Gilroy
– For Maria Cabatingan, most days are a carefully orchestrated
series of errands and appointments, marked in three separate
calendars, one in her purse, one at home, and one at work.
Gilroy – For Maria Cabatingan, most days are a carefully orchestrated series of errands and appointments, marked in three separate calendars, one in her purse, one at home, and one at work. She shuttles her kids from one appointment to the next, choreographed from day to day between school and work. If she sits down, she says, she falls asleep.
Like any mother. But Maria’s son is not like any son. Thirteen-year-old Andrew lives with a neuromuscular degenerative disorder, Friedreich’s Ataxia, that plagues his muscles and dulls his sight. His mind is quick; his wit, sarcastic. But his muscle control and coordination is slipping, his balance is unstable, and his legs have weakened, confining him to a wheelchair.
Every morning, Maria dresses him and guides him through the morning routine: washing his face, brushing his teeth, combing his hair, and eating breakfast, before rushing Andrew to Anchorpoint Christian Academy and his sister to Pacific West Christian Academy.
As Maria describes it, she fumbles ‘combing’ and ‘brushing.’ Andrew giggles, and teases her.
“Brat,” Maria replies, smiling. “You’re turning into such a teenager!”
Like most teens, Andrew Cabatingan talks back, sometimes. He pokes at his mother’s speech, punning at her slips. He grins from the seat of his wheelchair, a million-dollar grin.
This week, he has a lot to grin about. Andrew, his 11-year-old sister Jessica, mother Maria and father Tony are headed to DisneyWorld today, care of the Make-a-Wish Foundation. For six days, Maria and Jose can forget the routine, the endless shuffling of doctors’ visit and therapy sessions. Andrew can lose himself in the whirling rides; his sister can stop worrying, too.
“It’s a break from the real world,” said Maria, “from a world of routines.”
Maria submitted her son’s name this summer, after learning of the program from an online support group.

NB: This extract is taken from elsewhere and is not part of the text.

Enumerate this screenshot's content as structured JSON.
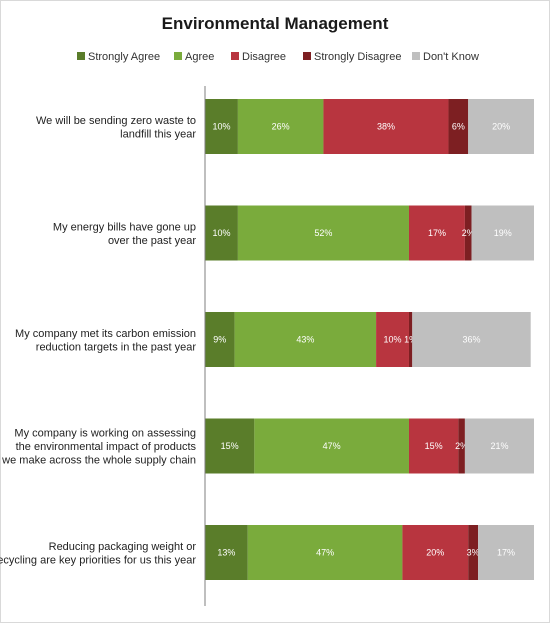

She didn’t know much about the foundation, but the stories other parents recounted were beautiful: fully-appointed birthday parties and bedroom makeovers, shopping sprees and trips to Hawaii.
The Make-a-Wish Foundation estimates that it grants a wish every 41 minutes, and Andrew’s minute came in November, when the foundation called to ask what he wanted. He offered one travel wish, and one non-travel wish, just in case his medical needs kept him from traveling. The first: DisneyWorld. The second: A Nintendo Wii. (Maria didn’t know what it was.)
Andrew adores roller coasters. The last time he rode one was in 2005, when Maria and Tony took him to Disneyland, before a major surgery. They worried he wouldn’t be able to do it after the operation. But the surgeon cleared him, and now he can ride anything, Maria says. His vision is dimming, slowly, and Maria wants him to go while he can still see the pastel castles and fantastic scenes: the pirates and genies, Mickey Mouse and the dwarves.
“We used to do more when he was still walking,” explained Maria. “But now, it can be uncomfortable for us to travel, and of course, financially … Well, there’s other things more important than travel. We couldn’t afford to go to DisneyWorld for that long, that far away.”
But thanks to the foundation, everything is taken care of. The airline tickets, hotel reservations, meals, even little things like tips and souvenirs, have been paid for. Last week, two Make-a-Wish volunteers arrived toting a bag full of goodies: a Pokemon storybook, crayons, a disposable camera, SpongeBob toys, a Birnbaum’s guide to DisneyWorld, and an album to put photos in, after the trip.
“It’s all so quick,” said Maria, “and so organized. I’m a little overwhelmed. All they asked me was when the doctor said it was okay to travel, and when would work for us.”
DisneyWorld is familiar with kids such as Andrew. In 2005, nearly 42 percent of Make-a-Wishes were for trips to Disney theme parks, and the park operates a wheelchair-friendly Give Kids The World resort, where the Cabatingans will stay this week, between trips to Epcot, Sea World and the Magic Kingdom. Andrew and Jessica have already plotted out the rides they’ll take, thanks to a promotional video the Make-a-Wish volunteers gave them.
“Designing a roller coaster,” explains Andrew. “There’s a small rocket ship, and it goes up and down and – whoo!”
Jessica elaborates. “It’s a little pod-shaped thing, and you get it, and it moves around, like the roller coaster you designed.”
“Really?” asks Maria.
“Yeah!” Andrew exclaims.
Maria smiles. “I’m just so impressed with Make-a-Wish. I wish I knew more about them.”
Andrew grins maniacally, and jokes, “Make that your wish!”